A global pandemic is still raging and my elected officials have refused to protect those most vulnerable. They said we need to move on and put it behind us. Childcare tax credits, temporary eviction moratoriums, mask mandates, expanded unemployment, worker bonuses – all gone.

They think we can shake it off like a bad dream.

I am furious and numb because

GOVERNERS, GOVERNERS, SENATORS, SENATORS, LEGISLATORS, LEGISLATORS,

JUDGES, JUDGES, MAYORS, MAYORS, COUNCILORS, COUNCILORS,

you you you have have have

this this this much much much

BLOOD BLOOD BLOOD ON ON ON YOUR YOUR YOUR HANDS HANDS HANDS

I can’t shake it off.

I am still haunted by the stories of tenants and people without homes who I talked to on the KC Tenants Crisis Hotline

It was my job, but it was also my passion.

Tenants and working class people had created the Hotline at the beginning of the pandemic when we realized that our elected officials were not fighting for our protections

So, we did it for ourselves

Photo by Julia Cole

I remember Nathan

and he couldn’t pay his rent for March and April because of a pandemic-related layoff, and his property manager was getting aggressive and threatening eviction when the moratorium expired, and Nathan didn’t qualify for stimulus payments because he couldn’t work legally due to his work permit needing to be renewed, but the immigration courts were closed, and he couldn’t get unemployment benefits, and so he was out of options and trapped, and his family was overseas, and then when he got evicted he ended up living week-to-week in an extended stay hotel, and then all Nathan’s belongings and cat were condensed to a suitcase and backpack, and he had to rely on the mutual aid of our community to pay for his housing, and

I don’t know where he is now.

I remember Big Mike

Sometimes the feeling of powerlessness gets too heavy to bear.

Every morning I woke up grinding my teeth and unable to eat for hours.
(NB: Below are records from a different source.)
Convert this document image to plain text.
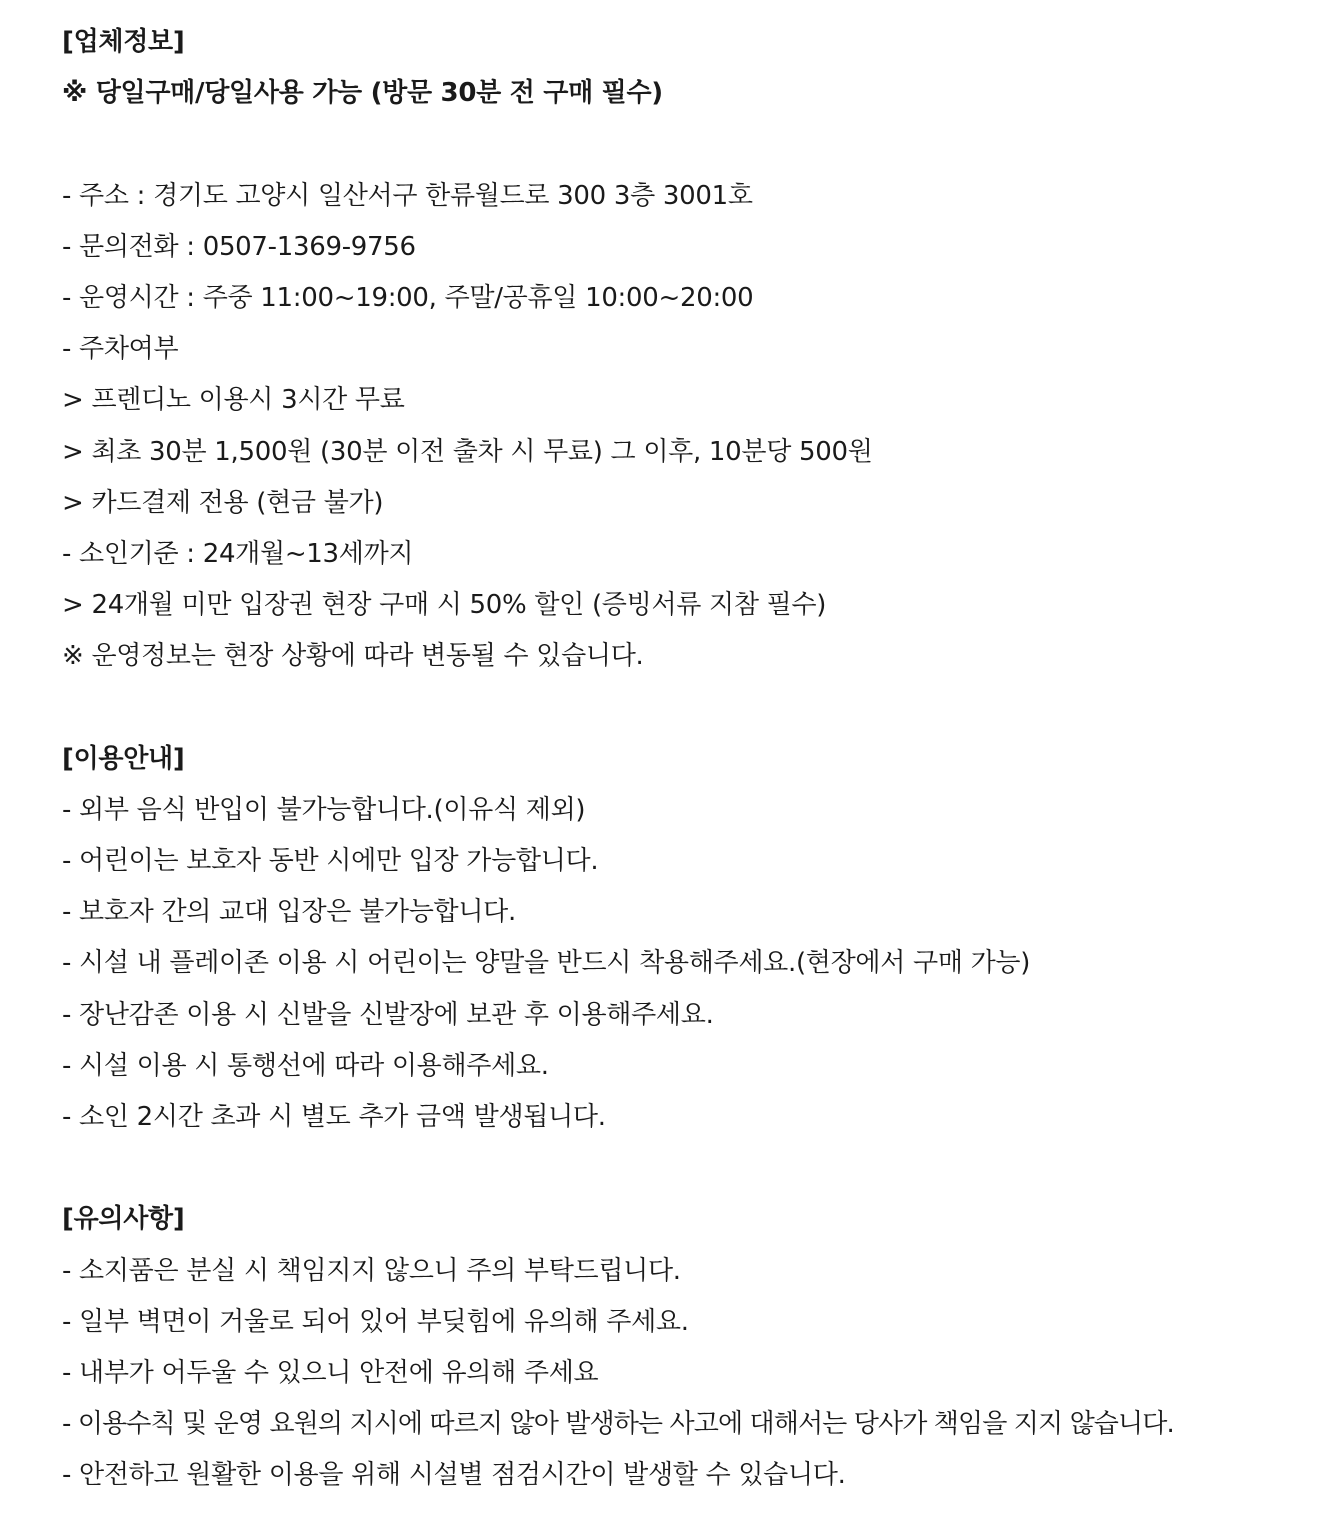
[업체정보]
※ 당일구매/당일사용 가능 (방문 30분 전 구매 필수)
- 주소 : 경기도 고양시 일산서구 한류월드로 300 3층 3001호
- 문의전화 : 0507-1369-9756
- 운영시간 : 주중 11:00~19:00, 주말/공휴일 10:00~20:00
- 주차여부
> 프렌디노 이용시 3시간 무료
> 최초 30분 1,500원 (30분 이전 출차 시 무료) 그 이후, 10분당 500원
> 카드결제 전용 (현금 불가)
- 소인기준 : 24개월~13세까지
> 24개월 미만 입장권 현장 구매 시 50% 할인 (증빙서류 지참 필수)
※ 운영정보는 현장 상황에 따라 변동될 수 있습니다.
[이용안내]
- 외부 음식 반입이 불가능합니다.(이유식 제외)
- 어린이는 보호자 동반 시에만 입장 가능합니다.
- 보호자 간의 교대 입장은 불가능합니다.
- 시설 내 플레이존 이용 시 어린이는 양말을 반드시 착용해주세요.(현장에서 구매 가능)
- 장난감존 이용 시 신발을 신발장에 보관 후 이용해주세요.
- 시설 이용 시 통행선에 따라 이용해주세요.
- 소인 2시간 초과 시 별도 추가 금액 발생됩니다.
[유의사항]
- 소지품은 분실 시 책임지지 않으니 주의 부탁드립니다.
- 일부 벽면이 거울로 되어 있어 부딪힘에 유의해 주세요.
- 내부가 어두울 수 있으니 안전에 유의해 주세요
- 이용수칙 및 운영 요원의 지시에 따르지 않아 발생하는 사고에 대해서는 당사가 책임을 지지 않습니다.
- 안전하고 원활한 이용을 위해 시설별 점검시간이 발생할 수 있습니다.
I couldn’t help but wonder if there was something else I could have done. Was I in some way responsible for someone dying or having to go back to domestic violence?

I still carry the weight of their stories.

Organizers help others turn their private pain into public power, to find joy in rebellion and solidarity, and to fight back and win.

But where do organizers go when we are worn out and overwhelmed, when we are oversaturated with trauma?